Isn't that true? I think we've lost the art of sharing grief; the discipline of grieving has eluded my generation. A girl on my sister floor was screaming the other night and no one really knew why. I overheard her explaining herself later. "That's what we do in black culture," she said. "That's how we grieve." Why? Why is it that she screams and I sit silent, bottled up and tucked inside myself?
I have once been privaled to share grief well with another. My dear friend Bethany mourned a few weeks ago. And I got to be with her. This typically non-physical touch girl let me hold her; usually accustomed to her own space and control, she let me speak truth to her and cry with her. Yes, grief shared is half grief.
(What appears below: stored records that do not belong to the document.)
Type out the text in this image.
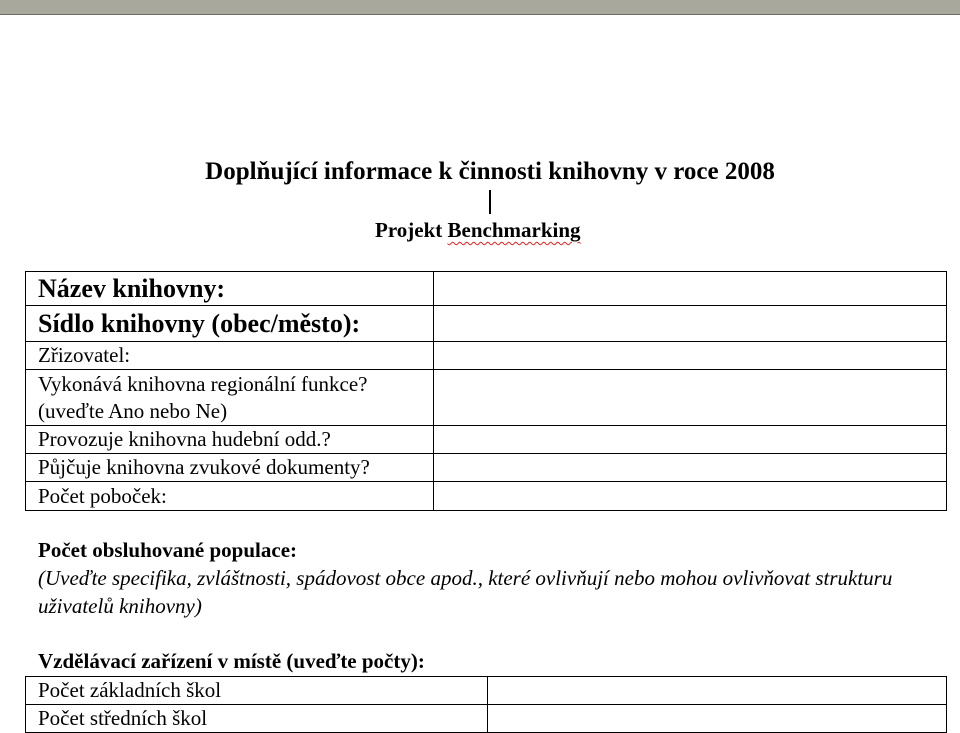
Doplňující informace k činnosti knihovny v roce 2008
Projekt Benchmarking
Název knihovny:	
Sídlo knihovny (obec/město):	
Zřizovatel:	

Vykonává knihovna regionální funkce?
(uveďte Ano nebo Ne)	

Provozuje knihovna hudební odd.?	
Půjčuje knihovna zvukové dokumenty?	
Počet poboček:	
Počet obsluhované populace:
(Uveďte specifika, zvláštnosti, spádovost obce apod., které ovlivňují nebo mohou ovlivňovat strukturu uživatelů knihovny)
Vzdělávací zařízení v místě (uveďte počty):
Počet základních škol	
Počet středních škol	
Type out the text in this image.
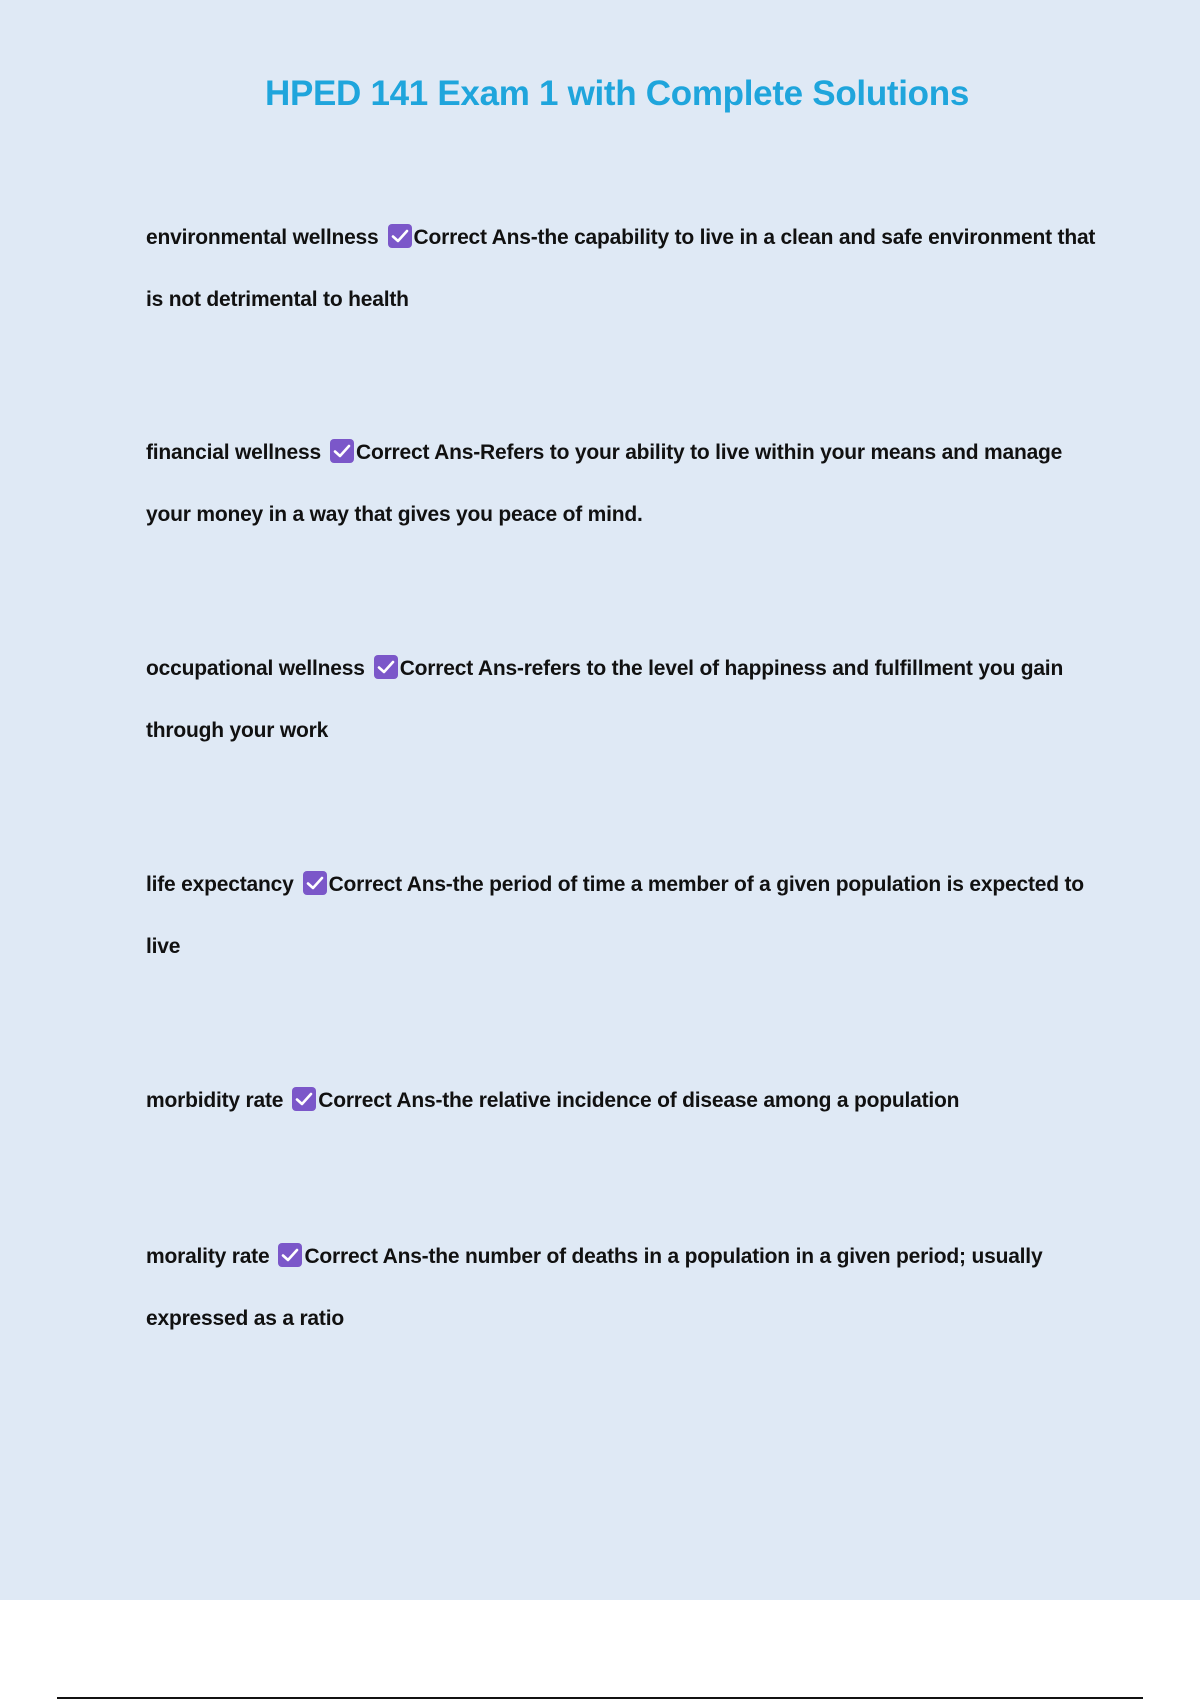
HPED 141 Exam 1 with Complete Solutions
environmental wellness Correct Ans-the capability to live in a clean and safe environment that is not detrimental to health
financial wellness Correct Ans-Refers to your ability to live within your means and manage your money in a way that gives you peace of mind.
occupational wellness Correct Ans-refers to the level of happiness and fulfillment you gain through your work
life expectancy Correct Ans-the period of time a member of a given population is expected to live
morbidity rate Correct Ans-the relative incidence of disease among a population
morality rate Correct Ans-the number of deaths in a population in a given period; usually expressed as a ratio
Also today, I discovered my friend is engaged! Her boyfriend proposed on Friday and I was a slow one in finding out. I squealed and almost dropped my plate of food. I'm delighted, not just because I know this is something she's been waiting for but because this enters a new season in their lives. This time, together. Yes, joy shared is double joy.
Maybe I'm just too pensive. Who knows. But for good or for ill, I've taken me a piece of theology from a tea bag quote.